Zaznaczył jednocześnie, że projekty atomowe są bardzo drogie i zwracają się w bardzo długim okresie, dlatego – tłumaczył europoseł Kuźmiuk – trudno wybrać ofertę, w której podmiot oferujący technologię nie gwarantuje swojego wkładu finansowego.
W zeszłym tygodniu rząd zatwierdził uchwałę w sprawie budowy w Polsce elektrowni atomowej w lokalizacji Lubiatowo-Kopalino na Pomorzu. Elektrownia ma powstać przy współpracy z amerykańską firmą Westinghouse. Drugi obiekt, w wielkopolskim Pątnowie, ma wybudować firma z Korei Południowej. Polska i Korea podpisały list intencyjny w tej sprawie.

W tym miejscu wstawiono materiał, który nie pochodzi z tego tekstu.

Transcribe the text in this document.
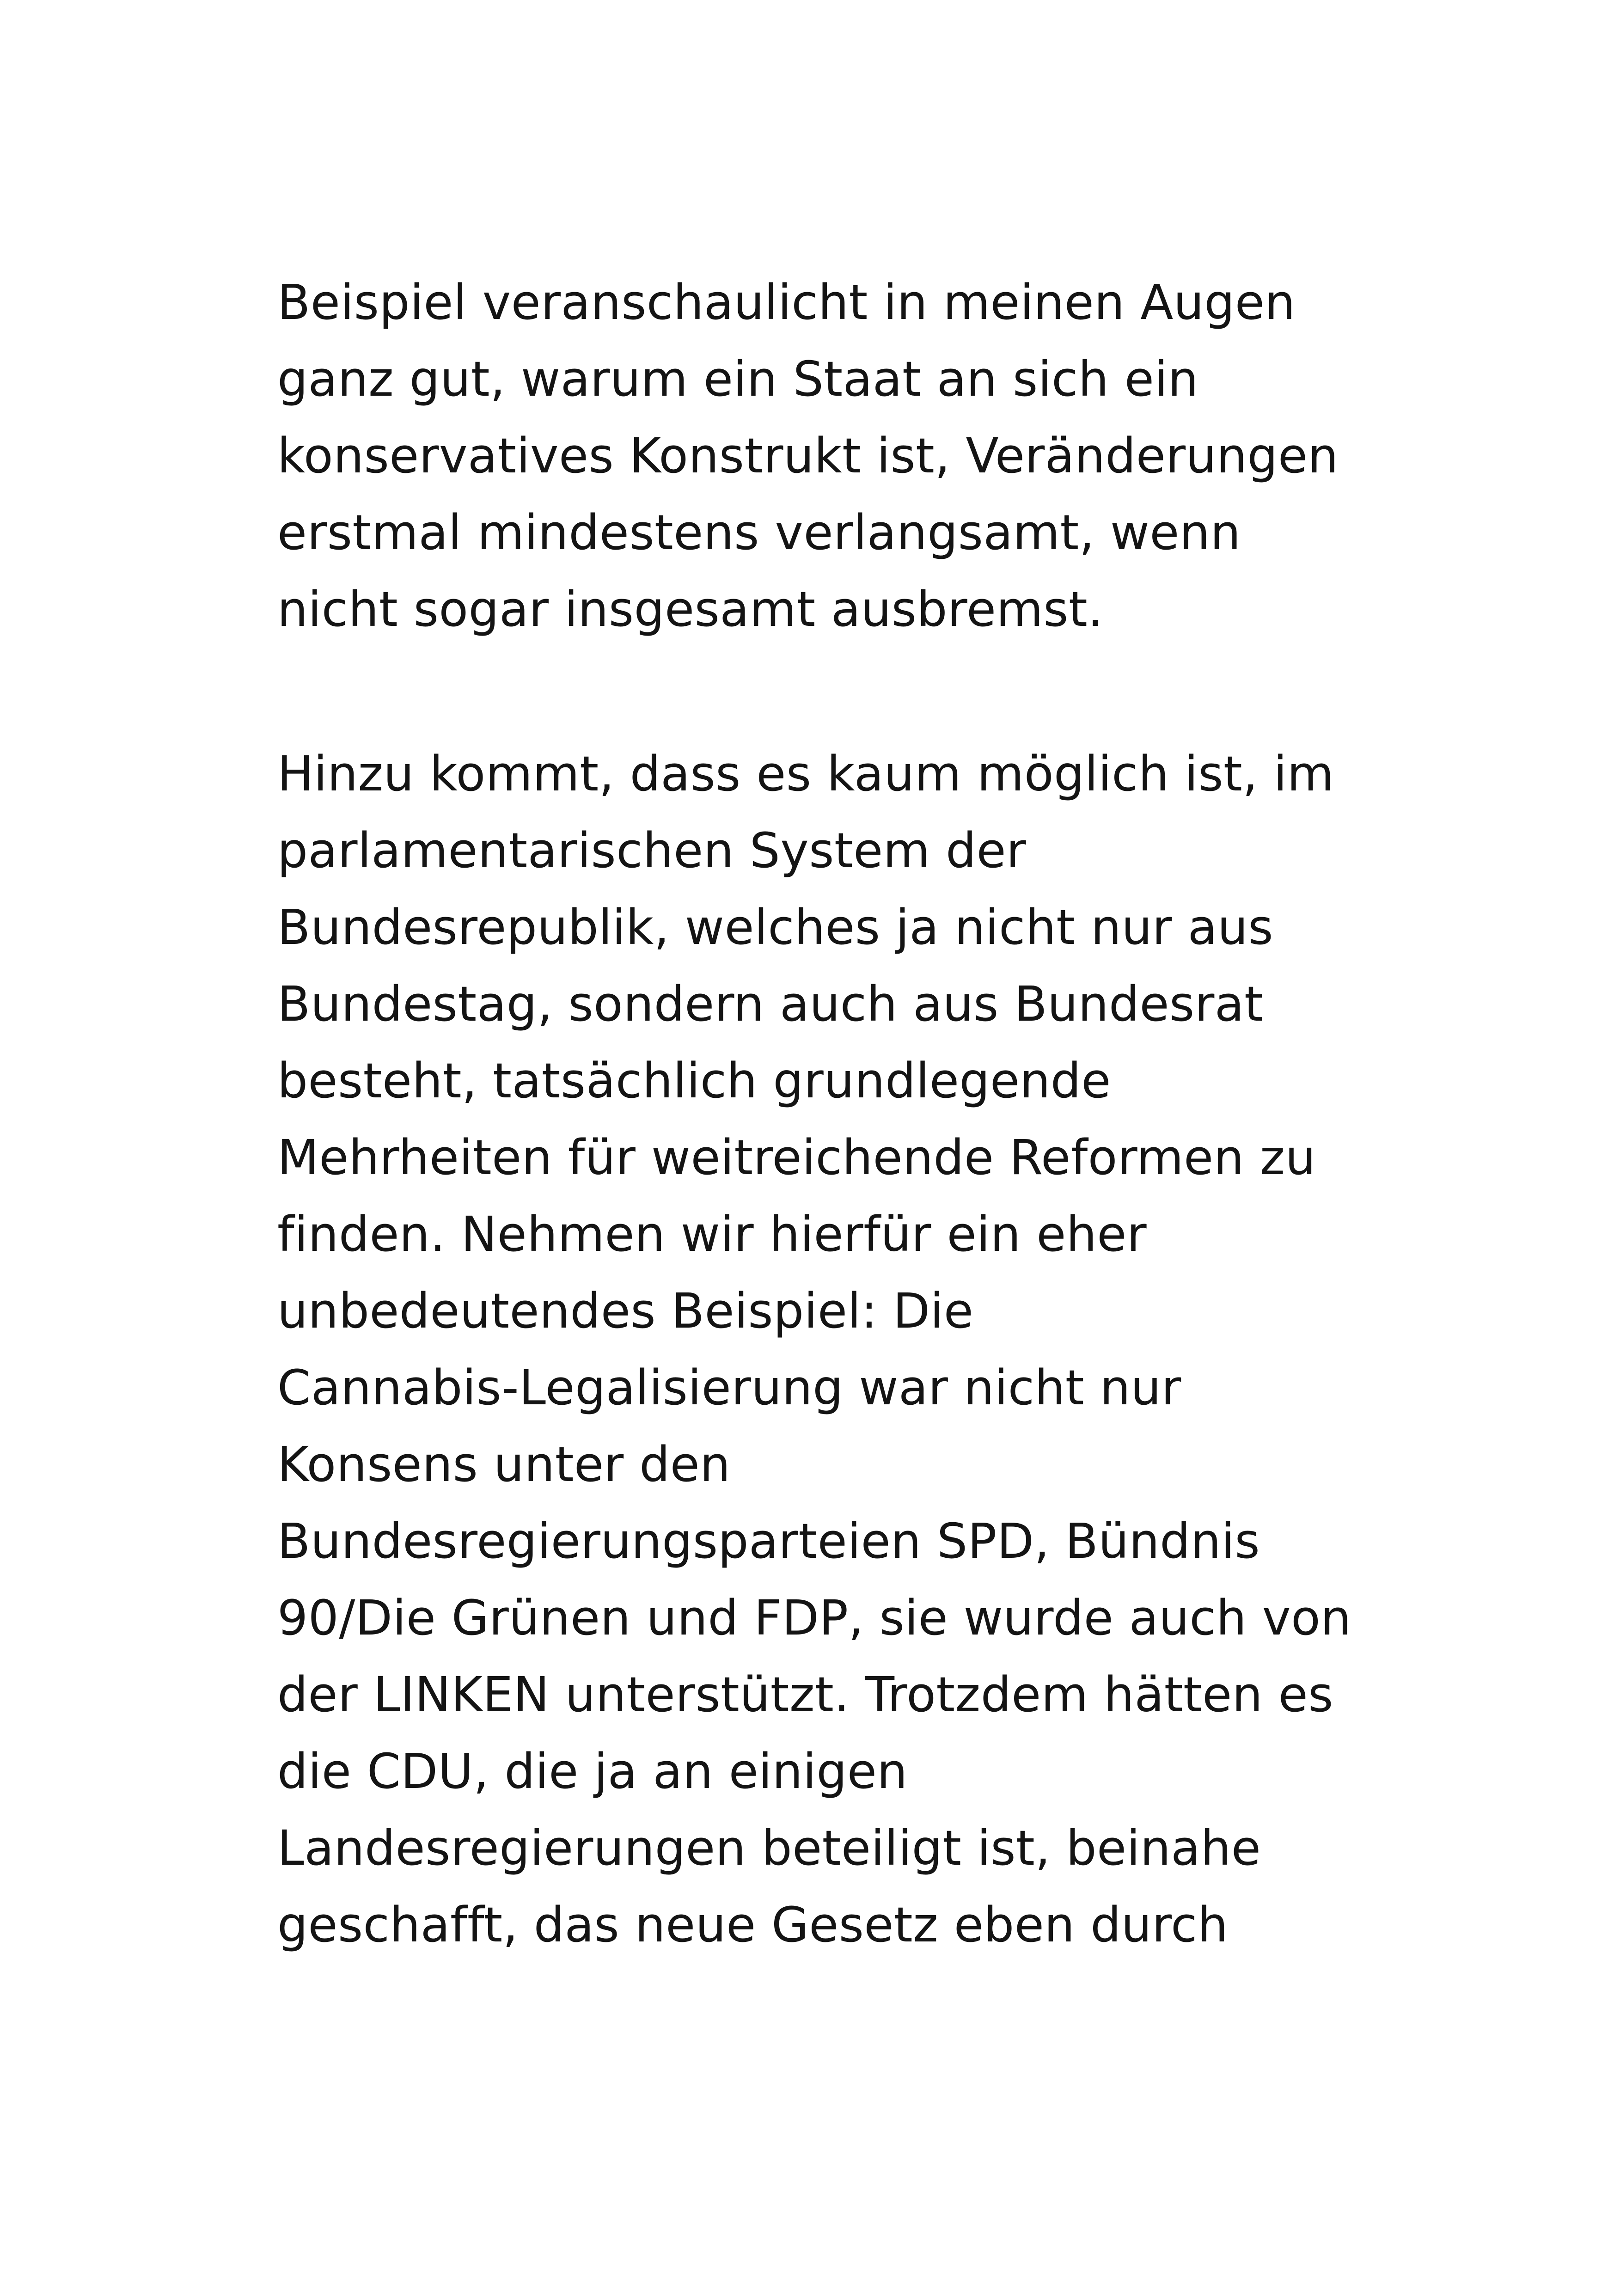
Beispiel veranschaulicht in meinen Augen
ganz gut, warum ein Staat an sich ein
konservatives Konstrukt ist, Veränderungen
erstmal mindestens verlangsamt, wenn
nicht sogar insgesamt ausbremst.
Hinzu kommt, dass es kaum möglich ist, im
parlamentarischen System der
Bundesrepublik, welches ja nicht nur aus
Bundestag, sondern auch aus Bundesrat
besteht, tatsächlich grundlegende
Mehrheiten für weitreichende Reformen zu
finden. Nehmen wir hierfür ein eher
unbedeutendes Beispiel: Die
Cannabis-Legalisierung war nicht nur
Konsens unter den
Bundesregierungsparteien SPD, Bündnis
90/Die Grünen und FDP, sie wurde auch von
der LINKEN unterstützt. Trotzdem hätten es
die CDU, die ja an einigen
Landesregierungen beteiligt ist, beinahe
geschafft, das neue Gesetz eben durch
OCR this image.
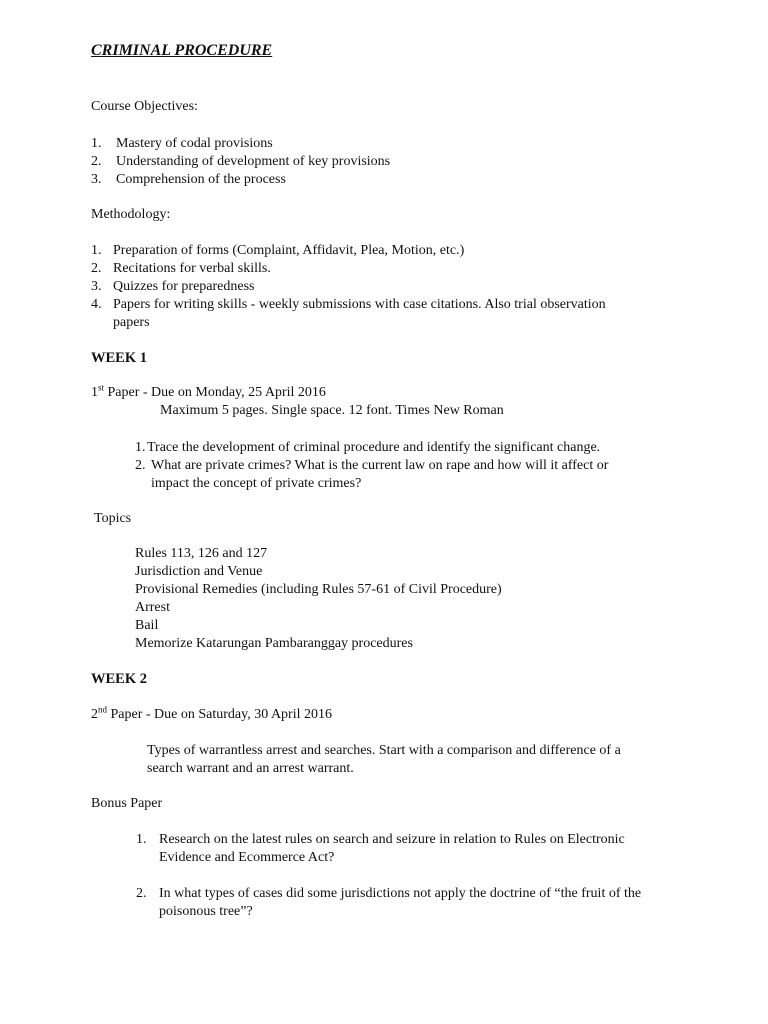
CRIMINAL PROCEDURE
Course Objectives:
1. Mastery of codal provisions
2. Understanding of development of key provisions
3. Comprehension of the process
Methodology:
1. Preparation of forms (Complaint, Affidavit, Plea, Motion, etc.)
2. Recitations for verbal skills.
3. Quizzes for preparedness
4. Papers for writing skills - weekly submissions with case citations. Also trial observation
papers
WEEK 1
1st Paper - Due on Monday, 25 April 2016
Maximum 5 pages. Single space. 12 font. Times New Roman
1. Trace the development of criminal procedure and identify the significant change.
2. What are private crimes? What is the current law on rape and how will it affect or
impact the concept of private crimes?
Topics
Rules 113, 126 and 127
Jurisdiction and Venue
Provisional Remedies (including Rules 57-61 of Civil Procedure)
Arrest
Bail
Memorize Katarungan Pambaranggay procedures
WEEK 2
2nd Paper - Due on Saturday, 30 April 2016
Types of warrantless arrest and searches. Start with a comparison and difference of a
search warrant and an arrest warrant.
Bonus Paper
1. Research on the latest rules on search and seizure in relation to Rules on Electronic
Evidence and Ecommerce Act?
2. In what types of cases did some jurisdictions not apply the doctrine of “the fruit of the
poisonous tree”?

W sumie rząd planuje wybudować w Polsce sześć reaktorów jądrowych w trzech elektrowniach. Według doniesień medialnych, w grze o atom w Polsce pozostaje nadal francuski koncern państwowy EDF.
O współpracy w zakresie energetyki atomowej ma rozmawiać dziś w Paryżu szef polskiej dyplomacji Zbigniew Rau. W stolicy Francji polski minister spotka się ze swą francuską odpowiedniczką Catherine Colonną.